Charlotte-Mecklenburg Schools opens Wednesday.
It's the biggest return to classrooms since the pandemic closed schools in March 2020, with all schools opening for in-person classes five days a week. South Carolina schools opened last week, and some North Carolina charter schools and college-based high schools are already in session. A few districts, including Mooresville Graded Schools, have state permission to open early, but Monday is the first day allowed by districts that have to follow the state's calendar law.
Here are a few things to know.
Drivers Should Expect Traffic Jams
A lot of parents drive their kids to school on the first day, and bus drivers are adjusting to new routes. Plus several new schools are opening around the region. So allow extra time, especially if your commute takes you by a school.
Kids Need Masks On Buses
That's a federal requirement, so even if your district allows them to opt out in classrooms, they'll need a face covering for the bus.
Expect Late Buses
That's par for the course in the first few weeks of school. And several districts are going into the opening week with bus driver vacancies that could drag things out more.
At School, Mask Requirements Vary
As late as last week, school districts were revising their mask requirements in the face of surging community spread. Here's a list we've compiled for the Charlotte region, and here's a statewide list compiled by the North Carolina School Boards Association.
Everyone Gets Free Lunch And Breakfast
This year the federal government is reimbursing schools for all students who eat meals in the cafeteria, not just those from low-income families. It's one of the better side effects of the pandemic, when the federal government started paying for grab-and-go meals to make sure students didn't go hungry.
Don't Send Sick Kids
There won't be symptom checklists and temperature scans at the entrance this year. But district officials say the contagiousness of the delta variant, especially among children, makes it more important than ever to keep children home if they're running a fever or showing other signs of illness.
COVID-19 Will Crop Up
Even if parents and schools do everything right, the level of community spread throughout the state pretty much guarantees there will be some school cases.
The simple explanation of North Carolina's quarantine rules is: When students are exposed, they can stay in school unless they have symptoms if they're vaccinated or if everyone is properly masked.

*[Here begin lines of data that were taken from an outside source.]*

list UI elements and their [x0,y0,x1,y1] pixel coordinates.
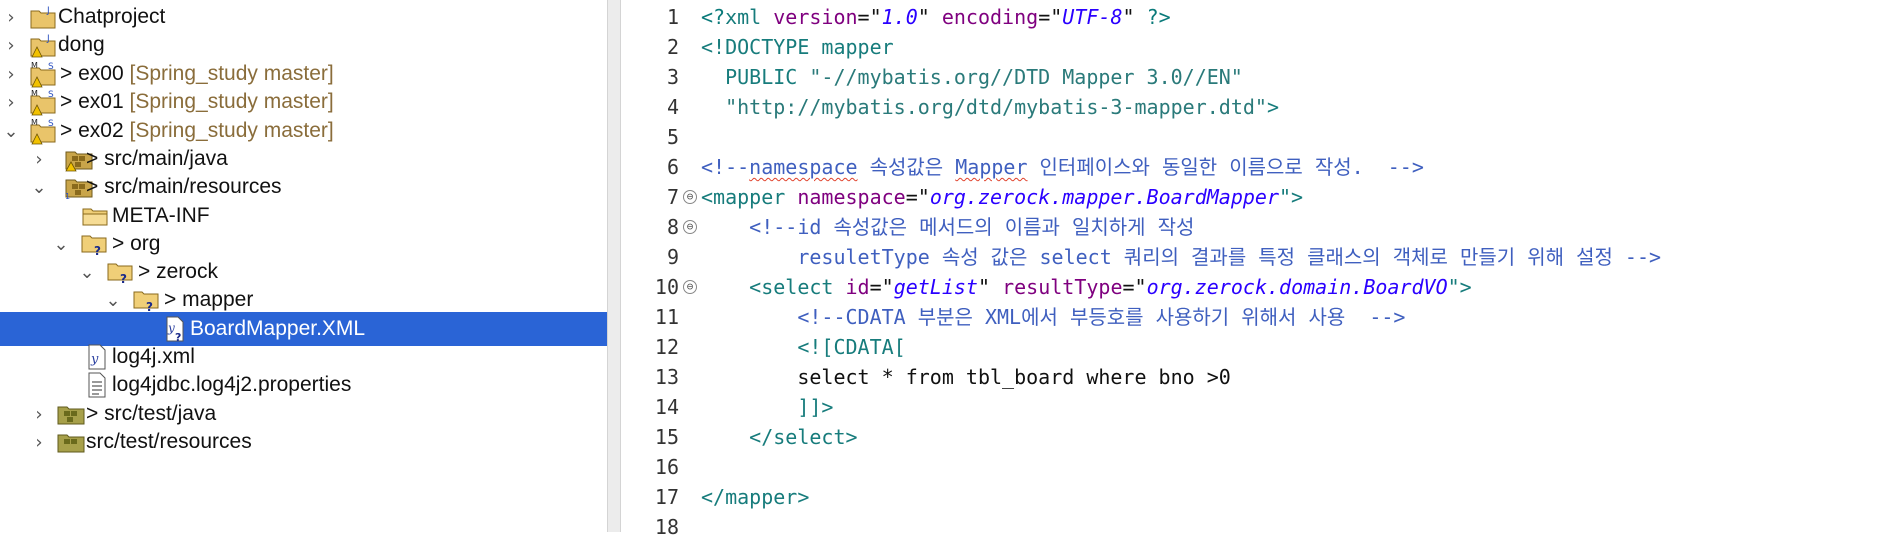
svg-text:M: M [31,118,38,127]
tree-item-src-test-resources[interactable]: › src/test/resources [0,425,607,459]
line-number: 16 [654,455,679,479]
maven-project-warning-icon: MS [28,88,58,116]
tree-item-label: dong [58,33,105,56]
code-line-8: <!--id 속성값은 메서드의 이름과 일치하게 작성 [701,215,1195,239]
svg-text:S: S [48,62,54,72]
code-line-3: PUBLIC "-//mybatis.org//DTD Mapper 3.0//… [701,65,1243,89]
tree-item-label: META-INF [112,204,210,227]
code-line-14: ]]> [701,395,834,419]
tree-item-label: > org [112,232,161,255]
svg-text:S: S [48,119,54,129]
untracked-folder-icon: ? [132,286,162,314]
folder-icon [80,202,110,230]
svg-text:y: y [167,321,175,335]
chevron-right-icon[interactable]: › [28,149,50,170]
line-number: 8 [666,215,679,239]
tree-item-label: > zerock [138,260,218,283]
chevron-right-icon[interactable]: › [0,92,22,113]
code-line-11: <!--CDATA 부분은 XML에서 부등호를 사용하기 위해서 사용 --> [701,305,1406,329]
code-line-15: </select> [701,425,858,449]
java-project-warning-icon: J [28,31,58,59]
tree-item-label: > src/main/resources [86,175,282,198]
line-number: 14 [654,395,679,419]
tree-item-label: > ex01 [Spring_study master] [60,90,334,113]
tree-item-label: BoardMapper.XML [190,317,366,340]
line-number: 18 [654,515,679,539]
code-line-17: </mapper> [701,485,810,509]
svg-text:M: M [31,61,38,70]
svg-text:J: J [46,34,50,44]
line-number: 9 [666,245,679,269]
maven-project-warning-icon: MS [28,60,58,88]
line-number: 1 [666,5,679,29]
xml-file-untracked-icon: y? [160,315,190,343]
line-number: 11 [654,305,679,329]
xml-file-icon: y [82,343,112,371]
svg-text:M: M [31,89,38,98]
line-number: 10 [654,275,679,299]
code-line-12: <![CDATA[ [701,335,906,359]
tree-item-label: > src/test/java [86,402,217,425]
svg-text:S: S [48,90,54,100]
untracked-folder-icon: ? [80,230,110,258]
untracked-folder-icon: ? [106,258,136,286]
chevron-down-icon[interactable]: ⌄ [102,290,124,311]
tree-item-label: > ex02 [Spring_study master] [60,119,334,142]
tree-item-label: Chatproject [58,5,166,28]
line-number: 17 [654,485,679,509]
chevron-right-icon[interactable]: › [28,404,50,425]
tree-item-label: log4j.xml [112,345,195,368]
source-folder-icon [56,400,86,428]
chevron-down-icon[interactable]: ⌄ [28,177,50,198]
chevron-down-icon[interactable]: ⌄ [76,262,98,283]
tree-item-label: > ex00 [Spring_study master] [60,62,334,85]
tree-item-label: log4jdbc.log4j2.properties [112,373,352,396]
line-number: 2 [666,35,679,59]
source-folder-icon [56,428,86,456]
line-number-ruler: 1 2 3 4 5 6 7 8 9 10 11 12 13 14 15 16 1… [621,0,701,539]
line-number: 4 [666,95,679,119]
tree-item-label: src/test/resources [86,430,252,453]
line-number: 3 [666,65,679,89]
code-line-1: <?xml version="1.0" encoding="UTF-8" ?> [701,5,1171,29]
code-line-7: <mapper namespace="org.zerock.mapper.Boa… [701,185,1304,209]
tree-item-label: > mapper [164,288,254,311]
project-explorer: › J Chatproject › J dong › MS > ex00 [Sp… [0,0,607,532]
pane-splitter[interactable] [607,0,621,532]
svg-text:y: y [90,352,99,367]
code-line-4: "http://mybatis.org/dtd/mybatis-3-mapper… [725,95,1279,119]
svg-text:J: J [46,6,50,16]
java-project-icon: J [28,3,58,31]
code-line-6: <!--namespace 속성값은 Mapper 인터페이스와 동일한 이름으… [701,155,1424,179]
line-number: 6 [666,155,679,179]
code-line-9: resuletType 속성 값은 select 쿼리의 결과를 특정 클래스의… [701,245,1662,269]
properties-file-icon [82,371,112,399]
code-line-2: <!DOCTYPE mapper [701,35,894,59]
line-number: 5 [666,125,679,149]
code-line-13: select * from tbl_board where bno >0 [701,365,1231,389]
fold-collapse-icon[interactable]: ⊖ [683,280,697,294]
chevron-right-icon[interactable]: › [0,35,22,56]
chevron-right-icon[interactable]: › [28,432,50,453]
chevron-right-icon[interactable]: › [0,64,22,85]
chevron-down-icon[interactable]: ⌄ [50,234,72,255]
chevron-right-icon[interactable]: › [0,7,22,28]
xml-editor[interactable]: <?xml version="1.0" encoding="UTF-8" ?> … [701,0,1884,532]
fold-collapse-icon[interactable]: ⊖ [683,220,697,234]
chevron-down-icon[interactable]: ⌄ [0,121,22,142]
line-number: 15 [654,425,679,449]
maven-project-warning-icon: MS [28,117,58,145]
fold-collapse-icon[interactable]: ⊖ [683,190,697,204]
line-number: 7 [666,185,679,209]
line-number: 12 [654,335,679,359]
code-line-10: <select id="getList" resultType="org.zer… [701,275,1472,299]
line-number: 13 [654,365,679,389]
tree-item-label: > src/main/java [86,147,228,170]
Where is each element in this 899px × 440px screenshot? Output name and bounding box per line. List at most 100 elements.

It gets a lot more complicated when masks are options.
Check Districts For Detailed Updates
If you have a child in school, make sure that school has your up-to-date contact information. That way you'll get timely information specific to your school — and the staff can reach you if your child gets sick.

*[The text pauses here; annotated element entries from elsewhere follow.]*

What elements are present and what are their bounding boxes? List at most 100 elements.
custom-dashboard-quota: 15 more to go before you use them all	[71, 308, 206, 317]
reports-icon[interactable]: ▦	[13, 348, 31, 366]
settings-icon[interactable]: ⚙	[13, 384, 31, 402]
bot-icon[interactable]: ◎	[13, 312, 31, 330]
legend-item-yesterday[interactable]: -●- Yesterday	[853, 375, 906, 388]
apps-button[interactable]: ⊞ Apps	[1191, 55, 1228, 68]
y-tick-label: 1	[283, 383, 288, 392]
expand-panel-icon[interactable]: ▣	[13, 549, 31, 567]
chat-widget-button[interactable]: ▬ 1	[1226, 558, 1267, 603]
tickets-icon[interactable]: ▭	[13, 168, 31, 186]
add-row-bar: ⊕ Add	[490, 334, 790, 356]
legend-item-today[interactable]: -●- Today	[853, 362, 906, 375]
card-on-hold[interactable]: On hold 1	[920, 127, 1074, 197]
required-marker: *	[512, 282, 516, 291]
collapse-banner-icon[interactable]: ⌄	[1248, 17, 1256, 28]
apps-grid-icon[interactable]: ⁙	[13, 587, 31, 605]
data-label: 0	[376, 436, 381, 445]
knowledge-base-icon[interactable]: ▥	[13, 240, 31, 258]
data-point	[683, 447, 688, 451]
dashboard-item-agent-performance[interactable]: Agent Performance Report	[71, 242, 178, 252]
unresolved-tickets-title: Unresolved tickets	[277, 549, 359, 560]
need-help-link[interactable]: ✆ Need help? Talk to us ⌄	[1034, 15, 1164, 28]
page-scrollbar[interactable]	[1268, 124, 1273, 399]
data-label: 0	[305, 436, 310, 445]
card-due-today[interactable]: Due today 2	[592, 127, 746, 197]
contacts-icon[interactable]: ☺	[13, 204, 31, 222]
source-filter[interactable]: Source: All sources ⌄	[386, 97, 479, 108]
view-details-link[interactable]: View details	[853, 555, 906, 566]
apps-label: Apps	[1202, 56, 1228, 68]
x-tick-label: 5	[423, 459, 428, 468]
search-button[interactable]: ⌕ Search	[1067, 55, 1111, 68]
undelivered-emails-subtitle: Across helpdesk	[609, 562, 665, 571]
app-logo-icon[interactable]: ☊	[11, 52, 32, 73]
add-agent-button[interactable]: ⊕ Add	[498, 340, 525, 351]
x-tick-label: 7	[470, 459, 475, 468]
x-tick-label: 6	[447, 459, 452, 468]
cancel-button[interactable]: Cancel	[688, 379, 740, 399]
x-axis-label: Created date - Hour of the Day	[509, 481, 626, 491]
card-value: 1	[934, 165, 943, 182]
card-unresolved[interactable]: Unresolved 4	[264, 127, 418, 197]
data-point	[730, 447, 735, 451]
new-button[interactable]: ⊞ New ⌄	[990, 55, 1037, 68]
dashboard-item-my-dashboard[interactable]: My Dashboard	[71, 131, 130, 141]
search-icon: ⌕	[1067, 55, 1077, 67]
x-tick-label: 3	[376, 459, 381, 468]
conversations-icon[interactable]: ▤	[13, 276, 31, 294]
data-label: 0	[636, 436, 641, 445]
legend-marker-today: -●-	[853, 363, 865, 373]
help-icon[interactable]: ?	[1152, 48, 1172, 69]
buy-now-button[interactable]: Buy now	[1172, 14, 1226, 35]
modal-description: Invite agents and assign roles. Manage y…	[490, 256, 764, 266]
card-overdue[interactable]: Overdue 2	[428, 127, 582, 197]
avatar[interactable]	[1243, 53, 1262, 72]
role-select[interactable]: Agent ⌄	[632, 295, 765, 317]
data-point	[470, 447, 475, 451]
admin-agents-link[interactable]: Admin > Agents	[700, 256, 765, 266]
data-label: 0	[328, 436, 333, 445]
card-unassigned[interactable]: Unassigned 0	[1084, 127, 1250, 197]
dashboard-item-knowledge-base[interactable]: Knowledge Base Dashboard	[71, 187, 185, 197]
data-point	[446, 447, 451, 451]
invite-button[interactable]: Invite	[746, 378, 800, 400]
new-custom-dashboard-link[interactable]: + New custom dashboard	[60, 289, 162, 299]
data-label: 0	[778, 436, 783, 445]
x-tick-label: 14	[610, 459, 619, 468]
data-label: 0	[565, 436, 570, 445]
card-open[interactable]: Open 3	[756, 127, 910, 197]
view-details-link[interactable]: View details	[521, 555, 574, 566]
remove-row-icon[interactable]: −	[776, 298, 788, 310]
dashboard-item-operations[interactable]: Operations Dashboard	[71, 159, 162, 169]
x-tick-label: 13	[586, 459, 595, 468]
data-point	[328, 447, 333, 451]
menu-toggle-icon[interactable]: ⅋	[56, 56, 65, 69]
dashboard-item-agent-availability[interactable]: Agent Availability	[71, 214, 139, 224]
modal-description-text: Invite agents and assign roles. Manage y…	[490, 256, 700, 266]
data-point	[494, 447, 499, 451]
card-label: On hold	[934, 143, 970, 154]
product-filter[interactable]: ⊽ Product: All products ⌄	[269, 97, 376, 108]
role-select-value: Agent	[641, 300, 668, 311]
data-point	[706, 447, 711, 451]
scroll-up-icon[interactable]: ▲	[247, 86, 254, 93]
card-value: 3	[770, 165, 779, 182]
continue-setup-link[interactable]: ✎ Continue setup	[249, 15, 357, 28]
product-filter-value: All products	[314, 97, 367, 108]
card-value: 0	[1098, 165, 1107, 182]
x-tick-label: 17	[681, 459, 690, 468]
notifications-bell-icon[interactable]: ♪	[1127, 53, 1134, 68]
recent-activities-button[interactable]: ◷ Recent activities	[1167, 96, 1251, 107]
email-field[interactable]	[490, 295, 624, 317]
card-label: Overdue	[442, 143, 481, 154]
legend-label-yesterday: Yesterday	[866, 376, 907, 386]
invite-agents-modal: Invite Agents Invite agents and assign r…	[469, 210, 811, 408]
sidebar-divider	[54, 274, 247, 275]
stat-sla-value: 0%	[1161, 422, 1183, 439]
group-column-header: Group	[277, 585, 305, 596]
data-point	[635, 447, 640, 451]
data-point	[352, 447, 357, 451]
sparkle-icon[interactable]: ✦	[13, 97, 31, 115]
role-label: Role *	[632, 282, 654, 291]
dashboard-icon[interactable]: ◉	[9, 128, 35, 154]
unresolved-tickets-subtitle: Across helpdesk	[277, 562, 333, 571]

School websites also have information — including COVID-19 tallies once the year gears up. Most districts and many individual schools also offer updates via social media.
Despite It All, Teachers Are Excited
Kids weren't the only ones who got tired of Zoom classes and pandemic disruption.
When CMS took reporters on a tour of the new North Academy of World Languages Friday, fourth-grade teacher Jenny Nelson got teary-eyed when she talked about seeing her students for a meet-the-teacher night.
"You should have seen them yesterday," she said. "I could only see their eyes, but they lit up. We're so excited. So ready for them."